The Absent-Minded Professor
The
hijinks of the effects designers are the mirror of the special genius exhibited
in the eponym, this is the high water mark of Disney’s Americana—the moment of
its greatest sublimity is Alan Hewitt’s long, too long, look into the camera.
Mary Poppins
A
junior officer at a London bank learns to say the word
“supercalifragilisticexpialidocious”.
This
is the origin of Monty Python’s killing joke.
There’s
nothing in it you won’t find in Eliot’s Four Quartets, on the other hand
the various dancing styles exhibited by Dick Van Dyke include Gene Kelly, Jerry
Lewis, Fred Astaire (the ceiling), James Cagney and who knows what.
The Love Bug
A
piece of Disney madness on the Orphic nature of inspiration (related to The
Reluctant Astronaut) with an Apocalyptic motif and one of the great gag
cars.

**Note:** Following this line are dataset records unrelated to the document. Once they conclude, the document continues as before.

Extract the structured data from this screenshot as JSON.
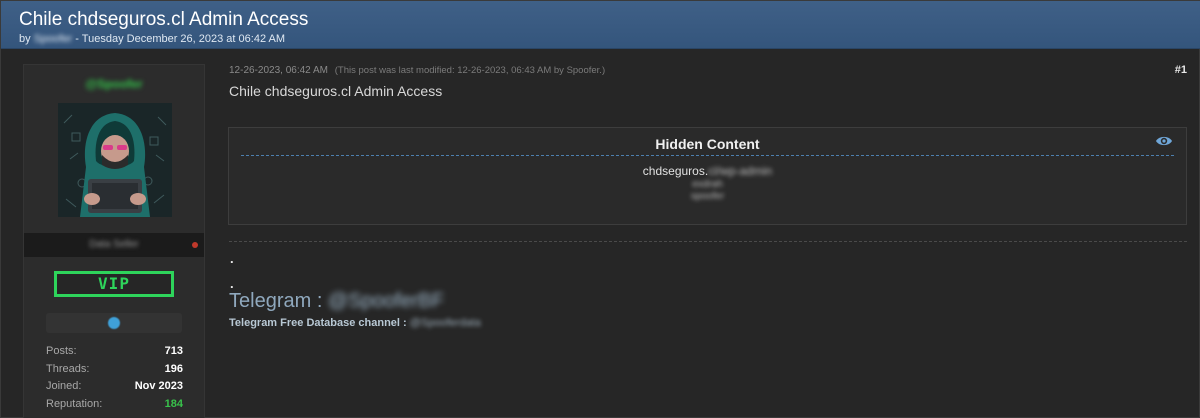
{
  "thread": {
    "title": "Chile chdseguros.cl Admin Access",
    "by_prefix": "by",
    "author": "Spoofer",
    "date_text": "- Tuesday December 26, 2023 at 06:42 AM"
  },
  "postbit": {
    "username": "@Spoofer",
    "user_title": "Data Seller",
    "vip_label": "VIP",
    "stats": [
      {
        "label": "Posts:",
        "value": "713"
      },
      {
        "label": "Threads:",
        "value": "196"
      },
      {
        "label": "Joined:",
        "value": "Nov 2023"
      },
      {
        "label": "Reputation:",
        "value": "184"
      }
    ],
    "colors": {
      "username": "#34c64a",
      "vip": "#2ed45b",
      "reputation": "#38c24b",
      "status_offline": "#c0392b"
    }
  },
  "post": {
    "timestamp": "12-26-2023, 06:42 AM",
    "edited_note": "(This post was last modified: 12-26-2023, 06:43 AM by Spoofer.)",
    "number": "#1",
    "subject": "Chile chdseguros.cl Admin Access",
    "hidden": {
      "title": "Hidden Content",
      "line1_visible": "chdseguros.",
      "line1_blurred": "cl/wp-admin",
      "line2": "exdrah",
      "line3": "spoofer"
    },
    "dot1": ".",
    "dot2": ".",
    "telegram_label": "Telegram :",
    "telegram_handle": "@SpooferBF",
    "channel_label": "Telegram Free Database channel :",
    "channel_handle": "@Spooferdata"
  },
  "icons": {
    "eye": "eye-icon"
  }
}
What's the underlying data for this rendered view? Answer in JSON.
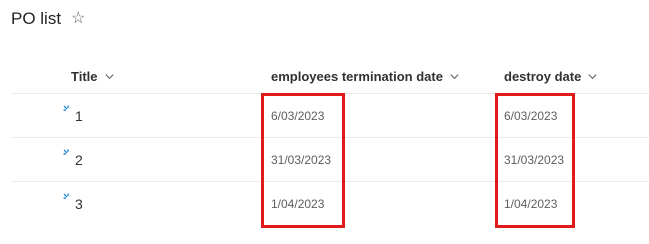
{
  "list": {
    "title": "PO list"
  },
  "columns": {
    "title": "Title",
    "termination": "employees termination date",
    "destroy": "destroy date"
  },
  "rows": [
    {
      "title": "1",
      "termination": "6/03/2023",
      "destroy": "6/03/2023"
    },
    {
      "title": "2",
      "termination": "31/03/2023",
      "destroy": "31/03/2023"
    },
    {
      "title": "3",
      "termination": "1/04/2023",
      "destroy": "1/04/2023"
    }
  ],
  "colors": {
    "highlight_box": "#e01b1b",
    "new_item_icon": "#0078d4"
  },
  "icons": {
    "favorite": "star-outline-icon",
    "sort": "chevron-down-icon",
    "new_item": "new-item-sparkle-icon"
  }
}
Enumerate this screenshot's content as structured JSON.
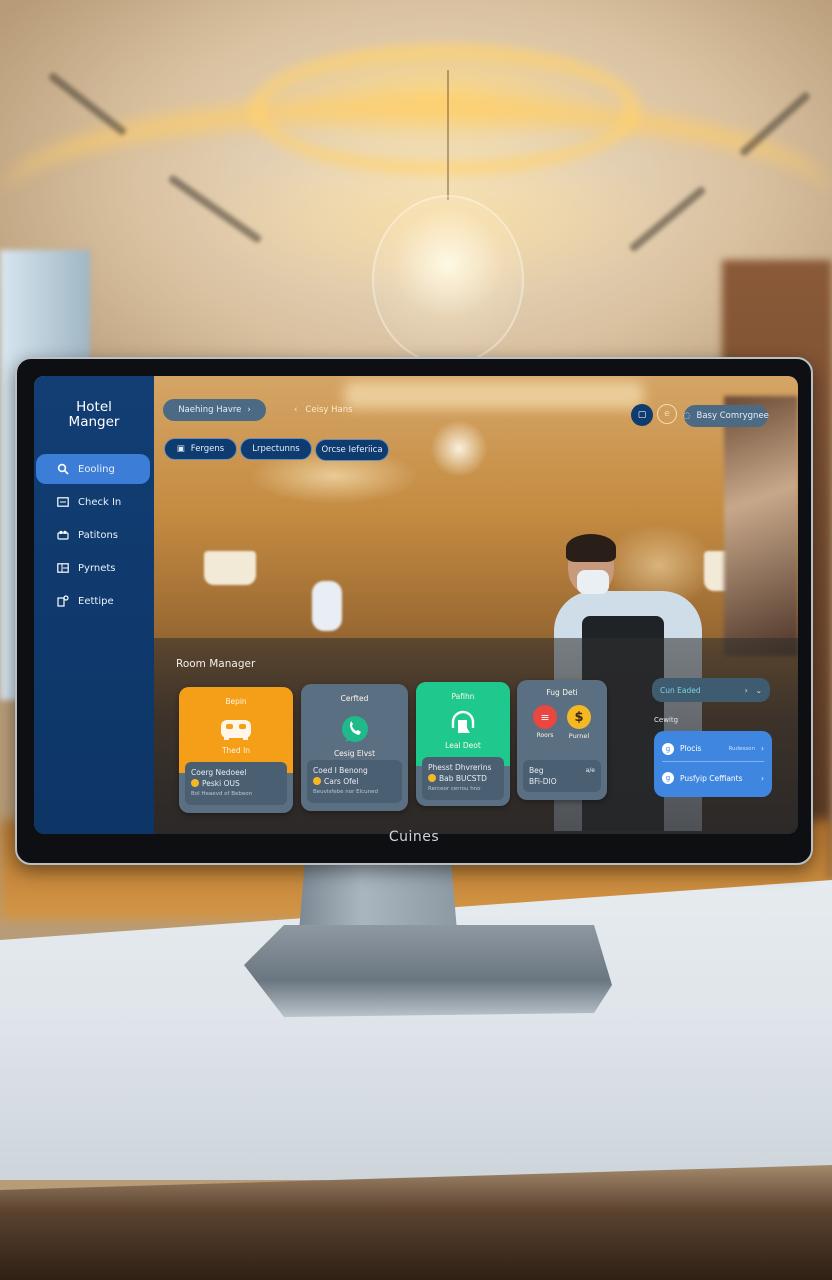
{
  "monitor": {
    "brand": "Cuines"
  },
  "app": {
    "title": "Hotel\nManger"
  },
  "sidebar": {
    "items": [
      {
        "label": "Eooling",
        "icon": "search-icon",
        "active": true
      },
      {
        "label": "Check In",
        "icon": "monitor-icon",
        "active": false
      },
      {
        "label": "Patitons",
        "icon": "group-icon",
        "active": false
      },
      {
        "label": "Pyrnets",
        "icon": "calculator-icon",
        "active": false
      },
      {
        "label": "Eettipe",
        "icon": "settings-device-icon",
        "active": false
      }
    ]
  },
  "topbar": {
    "nav_pill": "Naehing Havre",
    "breadcrumb": "Ceisy Hans",
    "action_pills": [
      "Fergens",
      "Lrpectunns",
      "Orcse Ieferiica"
    ],
    "profile_pill": "Basy Comrygnee"
  },
  "room_manager": {
    "title": "Room Manager",
    "cards": [
      {
        "name": "check-in-card",
        "header": "Bepin",
        "caption": "Thed In",
        "icon": "bed-icon",
        "color": "#f59e17",
        "footer_title": "Coerg Nedoeel",
        "footer_value": "Peski OUS",
        "footer_note": "Bol Heaevd of Bebeon"
      },
      {
        "name": "contact-card",
        "header": "Cerfted",
        "caption": "Cesig Elvst",
        "icon": "phone-chat-icon",
        "color": "#5a6f82",
        "footer_title": "Coed I Benong",
        "footer_value": "Cars Ofel",
        "footer_note": "Beuvisfebe nor Elcuned"
      },
      {
        "name": "service-card",
        "header": "Pafihn",
        "caption": "Leal Deot",
        "icon": "headset-icon",
        "color": "#1fc98d",
        "footer_title": "Phesst Dhvrerins",
        "footer_value": "Bab BUCSTD",
        "footer_note": "Rerceor cerrou hno"
      },
      {
        "name": "payment-card",
        "header": "Fug Deti",
        "icons": [
          {
            "label": "Roors",
            "icon": "menu-icon",
            "color": "#e9473f"
          },
          {
            "label": "Purnel",
            "icon": "dollar-icon",
            "color": "#f4b824"
          }
        ],
        "footer_title": "Beg",
        "footer_value": "BFi-DIO",
        "footer_badge": "a/e"
      }
    ],
    "list": {
      "header": "Cun Eaded",
      "section_label": "Cewitg",
      "rows": [
        {
          "name": "Plocis",
          "meta": "Rudesson"
        },
        {
          "name": "Pusfyip Ceffiants",
          "meta": ""
        }
      ]
    }
  }
}
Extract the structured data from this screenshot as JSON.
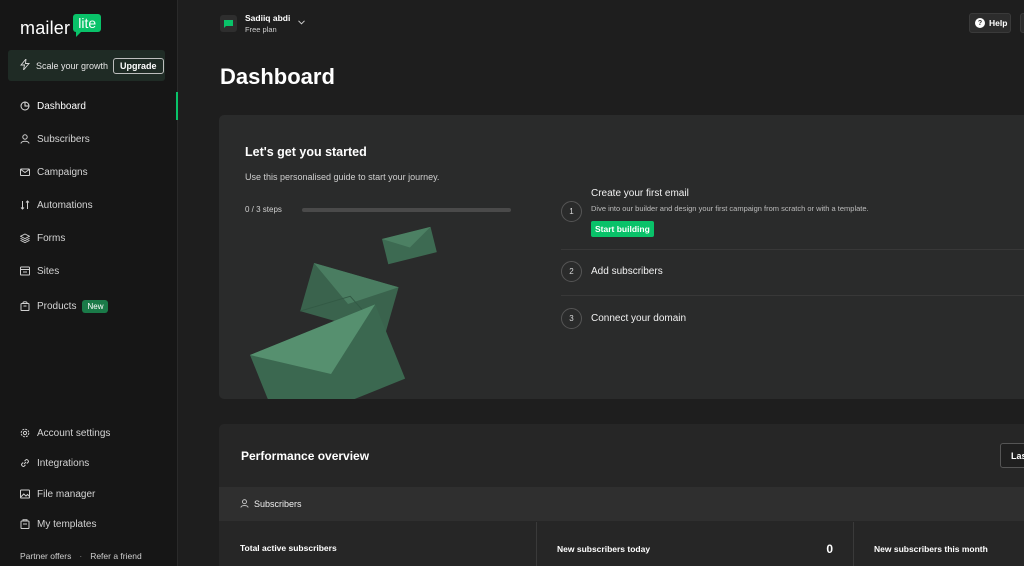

The villainous part for David Tomlinson affords him a brilliant
opportunity to round out his Disney career, and Dean Jones and Michele Lee
expertly handle their roles, with Buddy Hackett hilarious speaking Chinese
(coached by Benson Fong, perhaps), and Joe Flynn likewise in accompaniment
(groundwork for The Simpsons).
The
somewhat tricky material is at least partly derived from a famous cartoon,
twice coincides with It’s a Wonderful Life, once prefigures Family
Plot, and establishes a gag later used in Smokey and the Bandit.
Stevenson’s evocation of San Francisco by night is a worthy counterpoint to his
London in Mary Poppins.
Bedknobs and Broomsticks
England
for England, the old central dilemma raised to force an issue completely
disregarded in latter days, well never mind, a legendary set of levers and
pipes (all quite musical) in defense of the “sceptred isle.”